2 Sanskrit Poetry
Sanskrit is a language from the Indian sub-continent, spoken for over 3500 years, and is the language of many of the main texts of Hinduism and Buddhism. Roughly 2500 years ago, one of the main branches of Sanskrit poetry (Chandras, or Vedic Sanskrit) used lines of poetry with a fixed syllable length.
Sanskrit, however, has two different “lengths” of syllables; one short and one long (twice as long as a short syllable). So, if you had a 5-syllable length phrase, it could be composed of these syllables 8 ways:
• short-short-short-short-short • short-short-short-long
• short-short-long-short
• short-long-short-short
• long-short-short-short • long-long-short
• long-short-long
• short-long-long
2.1. Make a table of the number of ways to compose line lengths from 2 to 7.
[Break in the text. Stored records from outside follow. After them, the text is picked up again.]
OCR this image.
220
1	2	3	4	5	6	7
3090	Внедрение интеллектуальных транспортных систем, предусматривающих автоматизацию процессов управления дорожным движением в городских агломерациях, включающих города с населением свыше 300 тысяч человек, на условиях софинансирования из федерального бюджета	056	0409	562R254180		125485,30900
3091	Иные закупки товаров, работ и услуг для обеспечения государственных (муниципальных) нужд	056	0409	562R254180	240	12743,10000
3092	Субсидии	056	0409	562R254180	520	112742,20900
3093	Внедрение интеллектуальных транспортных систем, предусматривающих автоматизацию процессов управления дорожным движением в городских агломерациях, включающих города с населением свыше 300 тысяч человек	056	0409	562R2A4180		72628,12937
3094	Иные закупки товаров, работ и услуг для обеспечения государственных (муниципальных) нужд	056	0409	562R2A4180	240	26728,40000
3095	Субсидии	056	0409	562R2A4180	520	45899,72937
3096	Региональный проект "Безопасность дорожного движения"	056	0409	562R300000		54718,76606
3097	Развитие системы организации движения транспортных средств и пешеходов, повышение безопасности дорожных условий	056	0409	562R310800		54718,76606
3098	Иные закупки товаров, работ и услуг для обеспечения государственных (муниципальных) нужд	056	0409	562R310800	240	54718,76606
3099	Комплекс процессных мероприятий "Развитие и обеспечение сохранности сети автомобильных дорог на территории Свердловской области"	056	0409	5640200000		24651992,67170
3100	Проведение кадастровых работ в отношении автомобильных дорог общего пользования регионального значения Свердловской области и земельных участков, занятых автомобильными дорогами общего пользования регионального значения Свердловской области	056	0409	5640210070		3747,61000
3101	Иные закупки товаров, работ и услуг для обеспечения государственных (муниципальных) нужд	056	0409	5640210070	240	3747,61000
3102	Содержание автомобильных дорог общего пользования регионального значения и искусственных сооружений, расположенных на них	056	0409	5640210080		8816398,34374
2.2. One of the most frequent line lengths was an 8-syllable length. List all ways to combine short and long syllable to get an 8-syllable length. (Note that one way would be long-long-long-long. Your answer should be between 30 and 40.)
2.3. Do you see a pattern in your values from 2.1 and 2.2? Make a conjecture about how the pattern will continue.
2.4. The other two frequent line lengths in Sanskrit poetry are 11 syllables and 12 syllables. Use your conjecture from 2.3 to predict how many ways there are to construct lines of 11 and 12 syllables.